Biography

Ghada Amer (b. 1963, Cairo) is best known for her subversive embroidered paintings that appropriate imagery from pornographic magazines as a means of creating an entirely feminine and feminist language of painting. She studied at the Villa Arson in Nice, where she was told that certain painting classes were reserved exclusively for male students. This served as the pivotal moment for Amer’s practice, at which point she began to create her own unique space within the medium of painting. Her consistent use of embroidery in her paintings, a skill traditionally associated with femininity or “women’s work,” in conjunction with the erotic imagery of women in positions of sexual pleasure realigns our notions of objectification. Historically the female nude as rendered by the male artist reduced the painting’s subject to mere physical body deprived of agency. The embroidery imbues each image with a tenderness that bypasses this reduction. She at once rejects oppressive laws set in place to govern women’s attitudes toward their bodies and repudiates first-wave feminist theory that the body must be denied to prevent victimization.

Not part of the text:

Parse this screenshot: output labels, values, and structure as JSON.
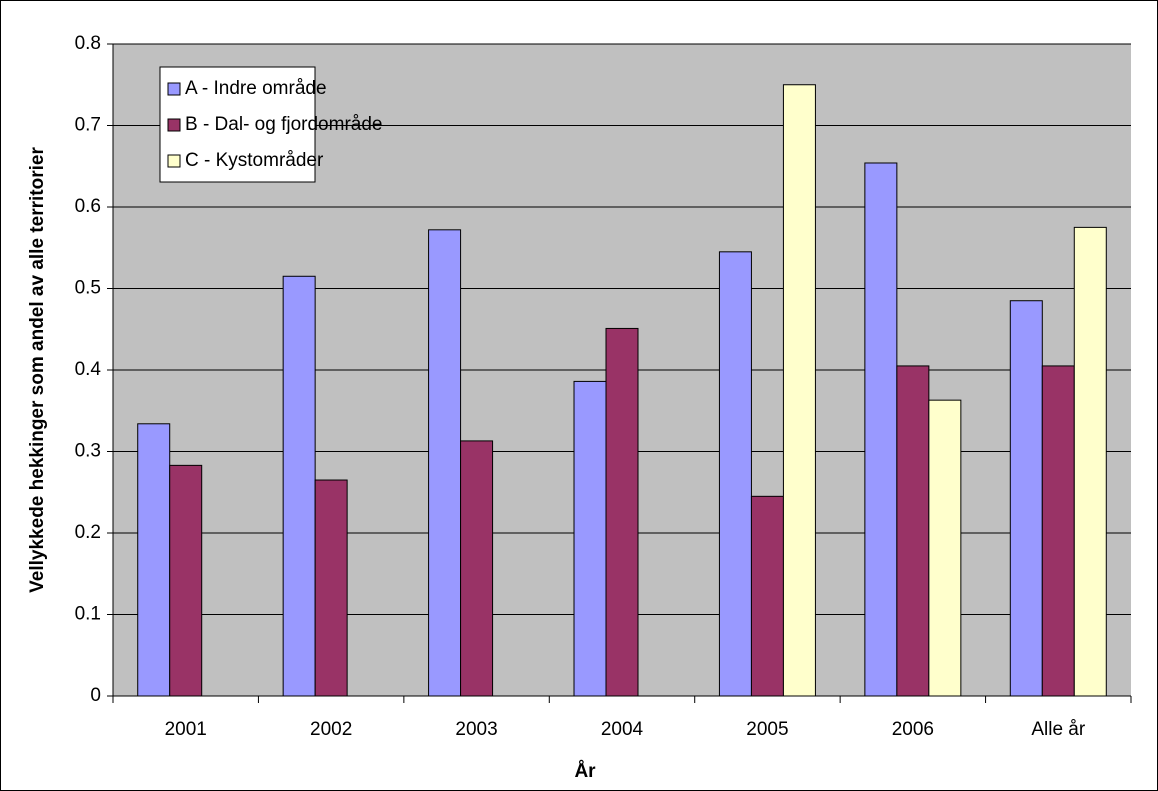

The women in Amer’s paintings are neither objects nor victims, but rather autonomous subjects with inalienable identities.

 

Amer has participated in preeminent exhibitions at institutions including the Museum of Modern Art in New York, the Whitney Biennial, the Venice Biennale, the Brooklyn Museum, the Smithsonian National Museum of African Art in Washington, D.C., the Centre Georges Pompidou in Paris, the Garage Center for Contemporary Culture in Moscow, and more. Her works have been acquired by collections of the Art Institute of Chicago, the Brooklyn Museum, the Centre Georges Pompidou, the Museo Jumex in Mexico City, the Crystal Bridges Museum of Art in Arkansas, the Guggenheim Abu Dhabi, the Museum of Arts and Design in New York, and the Leeum, Samsung Museum in Seoul, among others. In 2022, Ghada Amer: A Woman’s Voice is Revolution was organized by the Mucem (Museum of European and Mediterranean Civilizations) in partnership with the Museums of Marseille-Centre de la Vieille Charité and the Frac Provence-Alpes-Côte d'Azur in France, marking the first major career retrospective of Ghada Amer in France.